Ysabeau miraba a su hijo atentamente.
—Decir que sabes que he matado humanos y comprender qué significa eso son dos cosas diferentes, Diana. No tienes ni idea de lo que soy capaz. —Tocó su talismán de Betania y se alejó de mí con pasos rápidos, impacientes.
—Sé quién eres. —Éste era otro punto de absoluta certeza. Me preguntaba qué hacía que me sintiera tan instintivamente segura de Matthew a pesar de que las pruebas de la brutalidad de los vampiros…, incluso de las brujas…, aumentaban.

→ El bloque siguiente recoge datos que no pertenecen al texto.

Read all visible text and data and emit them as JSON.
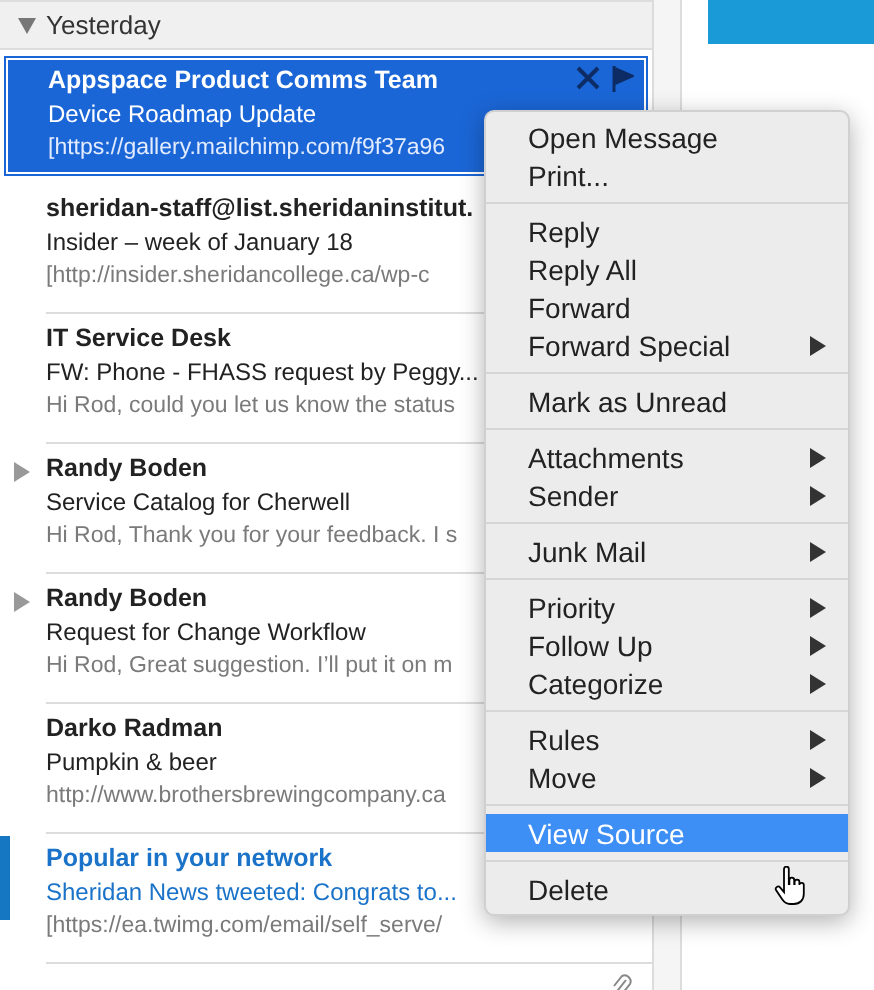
{
  "group": {
    "label": "Yesterday",
    "expanded": true
  },
  "messages": [
    {
      "sender": "Appspace Product Comms Team",
      "subject": "Device Roadmap Update",
      "preview": "[https://gallery.mailchimp.com/f9f37a96",
      "selected": true,
      "unread": false,
      "thread": false,
      "attachment": false
    },
    {
      "sender": "sheridan-staff@list.sheridaninstitut.",
      "subject": "Insider – week of January 18",
      "preview": "[http://insider.sheridancollege.ca/wp-c",
      "selected": false,
      "unread": false,
      "thread": false,
      "attachment": false
    },
    {
      "sender": "IT Service Desk",
      "subject": "FW: Phone - FHASS request by Peggy...",
      "preview": "Hi Rod, could you let us know the status",
      "selected": false,
      "unread": false,
      "thread": false,
      "attachment": false
    },
    {
      "sender": "Randy Boden",
      "subject": "Service Catalog for Cherwell",
      "preview": "Hi Rod, Thank you for your feedback. I s",
      "selected": false,
      "unread": false,
      "thread": true,
      "attachment": false
    },
    {
      "sender": "Randy Boden",
      "subject": "Request for Change Workflow",
      "preview": "Hi Rod, Great suggestion. I’ll put it on m",
      "selected": false,
      "unread": false,
      "thread": true,
      "attachment": false
    },
    {
      "sender": "Darko Radman",
      "subject": "Pumpkin & beer",
      "preview": "http://www.brothersbrewingcompany.ca",
      "selected": false,
      "unread": false,
      "thread": false,
      "attachment": false
    },
    {
      "sender": "Popular in your network",
      "subject": "Sheridan News tweeted: Congrats to...",
      "preview": "[https://ea.twimg.com/email/self_serve/",
      "selected": false,
      "unread": true,
      "thread": false,
      "attachment": false
    },
    {
      "selected": false,
      "unread": false,
      "thread": false,
      "attachment": true
    }
  ],
  "context_menu": {
    "groups": [
      [
        {
          "label": "Open Message",
          "submenu": false,
          "highlighted": false
        },
        {
          "label": "Print...",
          "submenu": false,
          "highlighted": false
        }
      ],
      [
        {
          "label": "Reply",
          "submenu": false,
          "highlighted": false
        },
        {
          "label": "Reply All",
          "submenu": false,
          "highlighted": false
        },
        {
          "label": "Forward",
          "submenu": false,
          "highlighted": false
        },
        {
          "label": "Forward Special",
          "submenu": true,
          "highlighted": false
        }
      ],
      [
        {
          "label": "Mark as Unread",
          "submenu": false,
          "highlighted": false
        }
      ],
      [
        {
          "label": "Attachments",
          "submenu": true,
          "highlighted": false
        },
        {
          "label": "Sender",
          "submenu": true,
          "highlighted": false
        }
      ],
      [
        {
          "label": "Junk Mail",
          "submenu": true,
          "highlighted": false
        }
      ],
      [
        {
          "label": "Priority",
          "submenu": true,
          "highlighted": false
        },
        {
          "label": "Follow Up",
          "submenu": true,
          "highlighted": false
        },
        {
          "label": "Categorize",
          "submenu": true,
          "highlighted": false
        }
      ],
      [
        {
          "label": "Rules",
          "submenu": true,
          "highlighted": false
        },
        {
          "label": "Move",
          "submenu": true,
          "highlighted": false
        }
      ],
      [
        {
          "label": "View Source",
          "submenu": false,
          "highlighted": true
        }
      ],
      [
        {
          "label": "Delete",
          "submenu": false,
          "highlighted": false
        }
      ]
    ]
  }
}
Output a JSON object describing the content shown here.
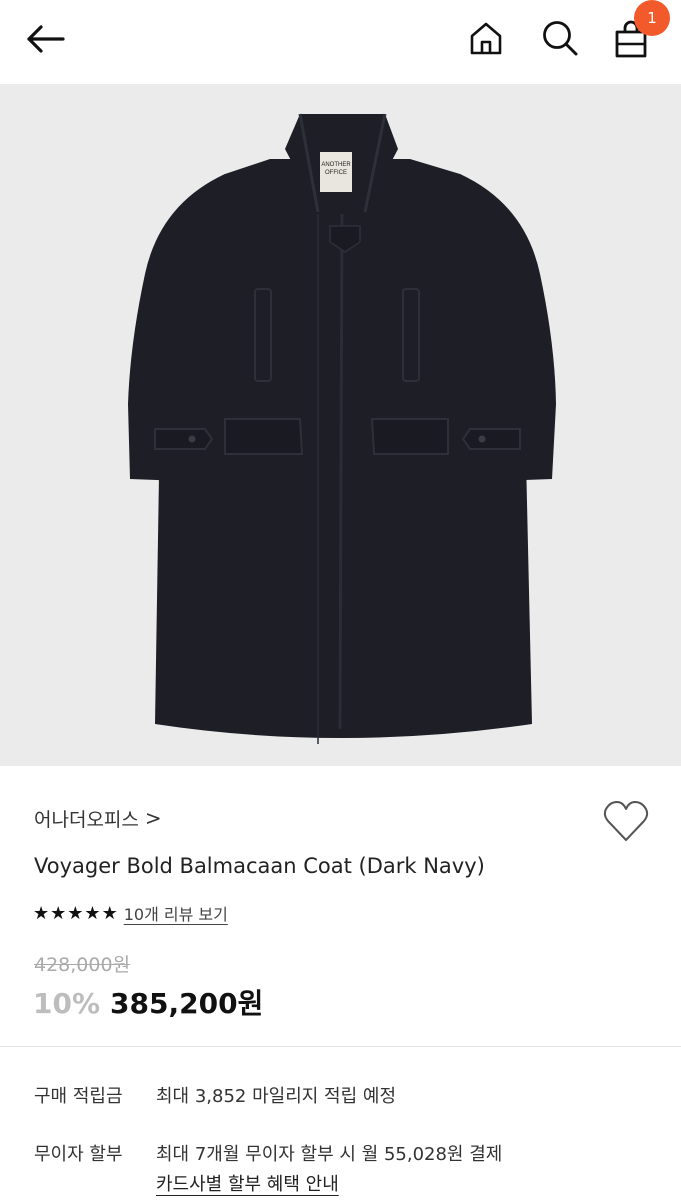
{
  "header": {
    "back_icon": "arrow-left-icon",
    "home_icon": "home-icon",
    "search_icon": "search-icon",
    "cart_icon": "shopping-bag-icon",
    "cart_count": "1"
  },
  "product_image": {
    "alt": "Voyager Bold Balmacaan Coat (Dark Navy)",
    "background": "#ebebeb",
    "coat_color": "#1d1e26",
    "label_line1": "ANOTHER",
    "label_line2": "OFFICE"
  },
  "product": {
    "brand": "어나더오피스",
    "brand_chevron": ">",
    "name": "Voyager Bold Balmacaan Coat (Dark Navy)",
    "stars": [
      "★",
      "★",
      "★",
      "★",
      "★"
    ],
    "review_link": "10개 리뷰 보기",
    "original_price": "428,000원",
    "discount": "10%",
    "price": "385,200원"
  },
  "info": {
    "points_label": "구매 적립금",
    "points_value": "최대 3,852 마일리지 적립 예정",
    "installment_label": "무이자 할부",
    "installment_value": "최대 7개월 무이자 할부 시 월 55,028원 결제",
    "card_benefit_link": "카드사별 할부 혜택 안내"
  },
  "colors": {
    "badge": "#f2592b",
    "discount": "#bdbdbd"
  }
}
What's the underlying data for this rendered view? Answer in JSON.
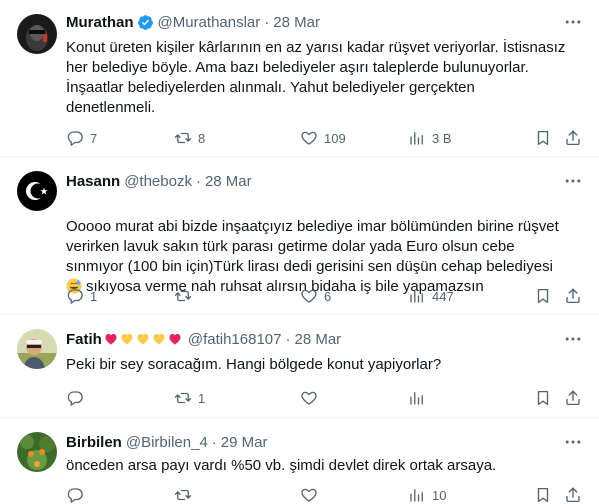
{
  "tweets": [
    {
      "name": "Murathan",
      "handle": "@Murathanslar",
      "date": "28 Mar",
      "verified": true,
      "text": "Konut üreten kişiler kârlarının en az yarısı kadar rüşvet veriyorlar. İstisnasız\nher belediye böyle. Ama bazı belediyeler aşırı taleplerde bulunuyorlar.\nİnşaatlar belediyelerden alınmalı. Yahut belediyeler gerçekten\ndenetlenmeli.",
      "replies": "7",
      "retweets": "8",
      "likes": "109",
      "views": "3 B"
    },
    {
      "name": "Hasann",
      "handle": "@thebozk",
      "date": "28 Mar",
      "verified": false,
      "text": "Ooooo murat abi bizde inşaatçıyız belediye imar bölümünden birine rüşvet\nverirken lavuk sakın türk parası getirme dolar yada Euro olsun cebe\nsınmıyor (100 bin için)Türk lirası dedi gerisini sen düşün cehap belediyesi",
      "text_last": "sıkıyosa verme nah ruhsat alırsın bidaha iş bile yapamazsın",
      "emoji": "sweat-smile-emoji",
      "replies": "1",
      "retweets": "",
      "likes": "6",
      "views": "447"
    },
    {
      "name": "Fatih",
      "handle": "@fatih168107",
      "date": "28 Mar",
      "verified": false,
      "heart_colors": [
        "#e0245e",
        "#ffcc4d",
        "#ffcc4d",
        "#ffcc4d",
        "#e0245e"
      ],
      "text": "Peki bir sey soracağım. Hangi bölgede konut yapiyorlar?",
      "replies": "",
      "retweets": "1",
      "likes": "",
      "views": ""
    },
    {
      "name": "Birbilen",
      "handle": "@Birbilen_4",
      "date": "29 Mar",
      "verified": false,
      "text": "önceden arsa payı vardı %50 vb. şimdi devlet direk ortak arsaya.",
      "replies": "",
      "retweets": "",
      "likes": "",
      "views": "10"
    }
  ],
  "icons": {
    "reply": "reply-icon",
    "retweet": "retweet-icon",
    "like": "heart-icon",
    "views": "views-icon",
    "bookmark": "bookmark-icon",
    "share": "share-icon",
    "more": "more-icon",
    "verified": "verified-badge-icon"
  },
  "colors": {
    "text": "#0f1419",
    "secondary": "#536471",
    "verified": "#1d9bf0",
    "divider": "#eff3f4"
  }
}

—Ni siquiera sabes quién eres tú misma. Y hace tres semanas nunca habías oído hablar de mí. —La mirada de Matthew era inquieta y sus manos, al igual que las mías, estaban temblando. Eso me preocupaba menos que el hecho de que Ysabeau se hubiera adelantado un poco más en su asiento. Él cogió un atizador y le dio un tremendo golpe al fuego antes de dejarlo a un lado. El metal resonó contra la piedra, abriendo la superficie firme como si fuera mantequilla.
—Ya le encontraremos una solución. Danos un poco de tiempo. —Traté de hacer que mi voz sonara suave y tranquilizadora.
—No hay nada que solucionar. —Matthew iba de un lado a otro en ese momento—. Tú tienes demasiado poder indisciplinado. Es como una droga…, una droga muy adictiva y peligrosa que otras criaturas están desesperadas por compartir. Nunca estarás segura mientras una bruja o un brujo o un vampiro estén cerca de ti.
Abrí la boca para responder, pero el sitio donde había estado de pie estaba vacío. Los dedos helados de Matthew estaban sobre mi barbilla, levantándome en el aire.
—Soy un depredador, Diana. —Pronunció estas palabras con la seducción de un amante. El oscuro aroma del clavo me mareó—. Tengo que cazar y matar para sobrevivir. —Apartó mi cara de él con una torsión salvaje, dejando mi cuello al descubierto. Sus ojos inquietos recorrieron mi garganta.